PURPOSE: To evaluate whether sunitinib and pazopanib treatments are associated with change in skeletal muscle area (SMA) and total lean body mass (LBM) as well as to compare their efficacies and safety profiles in patients with metastatic renal cell cancer (mRCC). METHODS: Thirty-six patients treated with a tyrosine kinase inhibitor were included. Eighteen of them received sunitinib and the rest/remaining received pazopanib in the first line of mRCC treatment. Baseline and follow-up computed tomography studies of the patients were performed to measure cross-sectional areas (cm2) of muscle tissues. RESULTS: About 69% of patients were male and median age was 60 (49-68) years. Median time interval between two CT imagings was 6.1 (3.1-7.7) months and it was similar between the two groups (for sunitinib, 4.9 (2.5-6.9) months vs for pazopanib, 7.3 (3.2-9.5) months, p = 0.16, respectively).
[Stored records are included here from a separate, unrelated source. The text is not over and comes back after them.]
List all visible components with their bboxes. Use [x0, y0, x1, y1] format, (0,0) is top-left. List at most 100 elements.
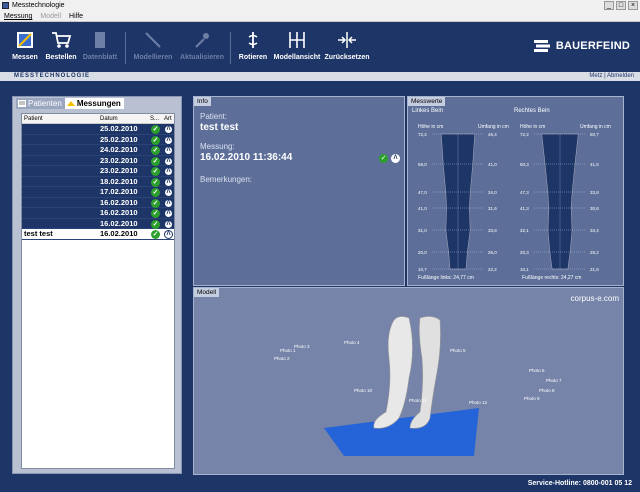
left-circ-label: 41,0: [488, 162, 497, 167]
row-date: 16.02.2010: [100, 197, 138, 207]
app-icon: [2, 2, 9, 9]
row-date: 23.02.2010: [100, 166, 138, 175]
maximize-button[interactable]: □: [616, 1, 626, 10]
table-row[interactable]: 24.02.2010 ✓ Λ: [22, 145, 174, 156]
photo-marker[interactable]: Photo 7: [546, 378, 562, 383]
service-hotline: Service-Hotline: 0800-001 05 12: [527, 480, 632, 487]
left-height-label: 41,0: [418, 206, 427, 211]
patient-label: Patient:: [200, 112, 228, 121]
messung-label: Messung:: [200, 142, 235, 151]
status-ok-icon: ✓: [151, 209, 160, 218]
toolbar-separator: [125, 32, 126, 64]
menu-messung[interactable]: Messung: [4, 11, 32, 21]
bauerfeind-logo-icon: [533, 40, 550, 52]
left-circ-label: 22,2: [488, 267, 497, 272]
table-row[interactable]: 16.02.2010 ✓ Λ: [22, 219, 174, 229]
art-icon: Λ: [164, 125, 173, 134]
art-icon: Λ: [164, 198, 173, 208]
modellansicht-button[interactable]: Modellansicht: [272, 30, 322, 70]
section-strip: MESSTECHNOLOGIE Metz | Abmelden: [0, 72, 640, 81]
left-circ-label: 31,6: [488, 206, 497, 211]
menu-hilfe[interactable]: Hilfe: [69, 11, 83, 21]
table-row[interactable]: test test 16.02.2010 ✓ Λ: [22, 229, 174, 240]
photo-marker[interactable]: Photo 9: [524, 396, 540, 401]
left-height-label: 47,0: [418, 190, 427, 195]
info-title: Info: [194, 97, 211, 106]
modellieren-button[interactable]: Modellieren: [132, 30, 174, 70]
photo-marker[interactable]: Photo 8: [539, 388, 555, 393]
table-row[interactable]: 23.02.2010 ✓ Λ: [22, 156, 174, 166]
row-date: 16.02.2010: [100, 208, 138, 217]
col-patient[interactable]: Patient: [24, 114, 43, 124]
messwerte-title: Messwerte: [408, 97, 446, 106]
left-height-label: 59,0: [418, 162, 427, 167]
minimize-button[interactable]: _: [604, 1, 614, 10]
right-leg-title: Rechtes Bein: [514, 108, 550, 114]
update-icon: [195, 33, 209, 48]
row-date: 24.02.2010: [100, 145, 138, 154]
table-row[interactable]: 18.02.2010 ✓ Λ: [22, 177, 174, 187]
status-ok-icon: ✓: [151, 188, 160, 197]
photo-marker[interactable]: Photo 4: [344, 340, 360, 345]
row-date: 25.02.2010: [100, 124, 138, 133]
photo-marker[interactable]: Photo 2: [274, 356, 290, 361]
tab-patienten[interactable]: Patienten: [16, 98, 65, 109]
col-datum[interactable]: Datum: [100, 114, 118, 124]
bestellen-button[interactable]: Bestellen: [45, 30, 77, 70]
photo-marker[interactable]: Photo 12: [469, 400, 487, 405]
photo-marker[interactable]: Photo 3: [294, 344, 310, 349]
title-bar: Messtechnologie _ □ ×: [0, 0, 640, 11]
toolbar-separator: [230, 32, 231, 64]
right-circ-label: 33,4: [590, 228, 599, 233]
left-leg-title: Linkes Bein: [412, 108, 444, 114]
table-row[interactable]: 16.02.2010 ✓ Λ: [22, 208, 174, 219]
art-icon: Λ: [164, 156, 173, 166]
art-icon: Λ: [164, 230, 173, 239]
art-icon: Λ: [164, 177, 173, 187]
table-row[interactable]: 23.02.2010 ✓ Λ: [22, 166, 174, 177]
table-row[interactable]: 25.02.2010 ✓ Λ: [22, 124, 174, 135]
right-leg-model: [409, 316, 441, 429]
rotieren-button[interactable]: Rotieren: [236, 30, 270, 70]
zuruecksetzen-button[interactable]: Zurücksetzen: [324, 30, 370, 70]
left-height-label: 72,2: [418, 132, 427, 137]
status-ok-icon: ✓: [151, 156, 160, 166]
left-height-label: 31,0: [418, 228, 427, 233]
messung-value: 16.02.2010 11:36:44: [200, 152, 293, 163]
status-ok-icon: ✓: [151, 198, 160, 208]
right-circ-label: 28,2: [590, 250, 599, 255]
cart-icon: [52, 32, 72, 48]
patient-panel: Patienten Messungen Patient Datum S... A…: [12, 96, 182, 474]
left-circ-label: 46,4: [488, 132, 497, 137]
foot-plate: [324, 408, 479, 456]
datenblatt-button[interactable]: Datenblatt: [82, 30, 118, 70]
rotate-icon: [248, 32, 258, 48]
photo-marker[interactable]: Photo 11: [409, 398, 427, 403]
right-height-label: 47,3: [520, 190, 529, 195]
status-ok-icon: ✓: [151, 125, 160, 134]
menu-bar: Messung Modell Hilfe: [0, 11, 640, 22]
user-name: Metz: [589, 73, 603, 79]
tab-messungen[interactable]: Messungen: [64, 98, 124, 109]
right-circ-label: 30,8: [590, 206, 599, 211]
photo-marker[interactable]: Photo 10: [354, 388, 372, 393]
foot-right: Fußlänge rechts: 24,27 cm: [522, 275, 582, 281]
logout-link[interactable]: Abmelden: [607, 73, 634, 79]
messwerte-panel: Messwerte Linkes Bein Rechtes Bein Höhe …: [407, 96, 624, 286]
photo-marker[interactable]: Photo 5: [450, 348, 466, 353]
menu-modell[interactable]: Modell: [40, 11, 61, 21]
section-label: MESSTECHNOLOGIE: [14, 73, 91, 79]
messen-button[interactable]: Messen: [10, 30, 40, 70]
table-row[interactable]: 17.02.2010 ✓ Λ: [22, 187, 174, 198]
reset-icon: [338, 32, 356, 48]
table-row[interactable]: 25.02.2010 ✓ Λ: [22, 135, 174, 145]
col-status[interactable]: S...: [150, 114, 159, 124]
col-art[interactable]: Art: [164, 114, 172, 124]
aktualisieren-button[interactable]: Aktualisieren: [178, 30, 226, 70]
model-view-icon: [289, 32, 305, 48]
table-row[interactable]: 16.02.2010 ✓ Λ: [22, 197, 174, 208]
photo-marker[interactable]: Photo 6: [529, 368, 545, 373]
close-button[interactable]: ×: [628, 1, 638, 10]
measurement-list: Patient Datum S... Art 25.02.2010 ✓ Λ 25.02…: [21, 113, 175, 469]
model-tool-icon: [145, 32, 161, 48]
Disease control rate was 77.7% in all patients. Of these, 66.6% in sunitinib group was consisted of four partial responses and eight stable diseases. In addition, 88.8% in pazopanib group was consisted of three partial responses and 13 stable diseases. A significant decrease in SMA and LBM was observed after sunitinib therapy, whereas SMA and LBM values of pazopanib group did not change significantly (p = 0.02 and p = 0.70, respectively). No significant differences were observed between patients with sunitinib, and pazopanib group median PFS [11.9 (95% CI 6.1-17.6) vs 8.1 months (95% CI 7.2-9.1), respectively; p = 0.28] and median OS [28.6 (95% CI 24.3-32.9) vs 25.5 months (95% CI 18.9-52.7), respectively; p = 0.42]. Dose-limiting toxicities were significantly more frequent in sunitinib group than in pazopanib group (66.7% vs 22.2%, p = 0.02, respectively). CONCLUSIONS: Loss of SMA and LBM with sunitinib was more substantial than with pazopanib. Treatment efficacies of both drugs were similar, but dose-limiting toxicity was more frequent in sunitinib group. Loss of SMA had no significant association with prognosis. Further studies are needed to clarify the possible association between SMA and prognosis in mRCC patients who receive sunitinib or pazopanib.